Back in December VEI predicted more convergence of event technology saying “the competitive edge will go to those vendors who have the ability to converge registration, website, mobile, community/networking and virtual extensions into a single solution. Most digital event solution providers will continue to move toward open architecture and a modular approach that will allow the embedding of elements driven by physical event registration and mobile communication systems.”
Recently Active Networks and Sonic Foundry announced a strategic alliance to provide an integrated conference solution for associations and meeting professionals.
Their joint press release reads “The alliance pairs Mediasite Events webcasting services, which delivers live and on-demand streaming to remote audiences through their desktops and mobile devices, with ACTIVE Network’s Business Solutions portfolio which serves customers of all sizes, including small and medium-sized businesses, enterprise corporations, associations, tradeshows and expos, with a single technology suite for their event management needs.”
This is just one of other “joint ventures”, “partnerships” and “alliances” that are being developed and announced. As you may recall INXPO not too long ago partnered with JIVE the community software provider and then there is always Cvent who is on an acquisition binge to bring these technologies together under one roof. The trend will continue if not accelerate and the event technology companies left standing when the music stops will have a tough time of it. Especially hard hit will be the legions of mobile app vendors followed by the registration companies and lead retrieval companies.

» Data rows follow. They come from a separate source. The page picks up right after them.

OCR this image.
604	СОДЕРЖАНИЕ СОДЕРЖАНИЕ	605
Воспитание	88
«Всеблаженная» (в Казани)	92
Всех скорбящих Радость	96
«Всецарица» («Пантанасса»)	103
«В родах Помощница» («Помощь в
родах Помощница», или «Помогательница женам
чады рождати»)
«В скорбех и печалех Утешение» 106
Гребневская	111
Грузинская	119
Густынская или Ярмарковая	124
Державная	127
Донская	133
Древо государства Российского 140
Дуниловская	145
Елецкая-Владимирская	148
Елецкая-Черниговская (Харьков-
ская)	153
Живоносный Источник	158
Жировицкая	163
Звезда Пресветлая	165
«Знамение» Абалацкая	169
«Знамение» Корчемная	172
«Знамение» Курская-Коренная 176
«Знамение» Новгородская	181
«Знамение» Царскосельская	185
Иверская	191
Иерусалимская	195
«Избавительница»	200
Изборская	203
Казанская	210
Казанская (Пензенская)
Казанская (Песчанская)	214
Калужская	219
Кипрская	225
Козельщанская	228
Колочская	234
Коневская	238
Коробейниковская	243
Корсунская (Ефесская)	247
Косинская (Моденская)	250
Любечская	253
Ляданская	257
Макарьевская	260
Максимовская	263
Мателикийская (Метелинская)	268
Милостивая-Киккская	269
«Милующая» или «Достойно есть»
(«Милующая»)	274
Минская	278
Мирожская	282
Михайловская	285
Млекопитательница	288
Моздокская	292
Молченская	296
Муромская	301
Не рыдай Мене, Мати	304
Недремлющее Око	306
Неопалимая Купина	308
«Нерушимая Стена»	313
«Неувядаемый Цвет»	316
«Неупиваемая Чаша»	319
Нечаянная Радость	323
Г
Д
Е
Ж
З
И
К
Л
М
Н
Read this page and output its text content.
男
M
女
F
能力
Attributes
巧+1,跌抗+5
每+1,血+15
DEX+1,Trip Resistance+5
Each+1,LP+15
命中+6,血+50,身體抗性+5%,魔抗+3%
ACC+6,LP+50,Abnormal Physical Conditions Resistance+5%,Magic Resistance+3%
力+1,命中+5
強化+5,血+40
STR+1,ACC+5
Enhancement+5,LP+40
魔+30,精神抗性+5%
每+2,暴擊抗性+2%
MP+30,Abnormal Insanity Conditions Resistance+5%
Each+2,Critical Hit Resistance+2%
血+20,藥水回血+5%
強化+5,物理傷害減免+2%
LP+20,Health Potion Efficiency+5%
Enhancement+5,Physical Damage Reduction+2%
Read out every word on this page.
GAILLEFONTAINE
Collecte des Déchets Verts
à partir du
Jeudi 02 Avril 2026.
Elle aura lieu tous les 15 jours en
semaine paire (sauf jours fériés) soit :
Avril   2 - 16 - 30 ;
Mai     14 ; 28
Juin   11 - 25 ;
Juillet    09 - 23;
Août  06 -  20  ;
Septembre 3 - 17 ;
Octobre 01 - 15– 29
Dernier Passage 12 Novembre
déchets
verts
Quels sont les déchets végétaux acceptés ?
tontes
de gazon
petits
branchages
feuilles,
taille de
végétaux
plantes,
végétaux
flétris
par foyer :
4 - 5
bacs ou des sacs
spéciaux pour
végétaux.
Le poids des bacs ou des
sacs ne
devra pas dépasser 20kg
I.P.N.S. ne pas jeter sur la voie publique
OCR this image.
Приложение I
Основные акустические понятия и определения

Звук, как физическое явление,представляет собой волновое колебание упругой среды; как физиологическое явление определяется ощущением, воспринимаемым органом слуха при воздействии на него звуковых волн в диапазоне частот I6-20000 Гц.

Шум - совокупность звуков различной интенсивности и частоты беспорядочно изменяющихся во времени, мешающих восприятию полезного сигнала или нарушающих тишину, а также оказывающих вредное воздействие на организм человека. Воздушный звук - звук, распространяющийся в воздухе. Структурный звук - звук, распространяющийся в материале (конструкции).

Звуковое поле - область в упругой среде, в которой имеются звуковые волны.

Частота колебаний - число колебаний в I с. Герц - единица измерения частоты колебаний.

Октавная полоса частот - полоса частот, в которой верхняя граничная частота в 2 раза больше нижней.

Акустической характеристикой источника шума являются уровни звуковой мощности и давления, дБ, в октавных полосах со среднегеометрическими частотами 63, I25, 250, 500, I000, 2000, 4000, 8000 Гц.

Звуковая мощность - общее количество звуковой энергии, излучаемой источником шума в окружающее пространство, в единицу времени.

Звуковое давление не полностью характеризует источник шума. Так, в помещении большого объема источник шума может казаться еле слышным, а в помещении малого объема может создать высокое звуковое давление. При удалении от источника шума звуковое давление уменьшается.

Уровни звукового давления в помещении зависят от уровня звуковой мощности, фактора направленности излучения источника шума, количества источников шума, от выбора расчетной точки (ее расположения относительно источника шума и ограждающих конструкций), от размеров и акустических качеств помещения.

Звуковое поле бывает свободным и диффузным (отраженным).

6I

Though associations and independent event producers currently have to suffer with multiple disparate systems for content management, member management, registration, community, hybrid, mobile, lead retrieval, event management, web site (and I’m sure there are others), this will not be for that too much longer. Unfortunately, the transition to highly integrated systems may be a bit bumpy for the early adopters. But it’s hard to imagine that this is not the future of event technology. The questions will be who are the winners, who are the client owners and who are the service providers brought along as part of the solution and who are the losers. As we also predicted, there will be consolidation as well.
In the end, event planners will benefit as will their attendees and members and their sponsors and exhibitors.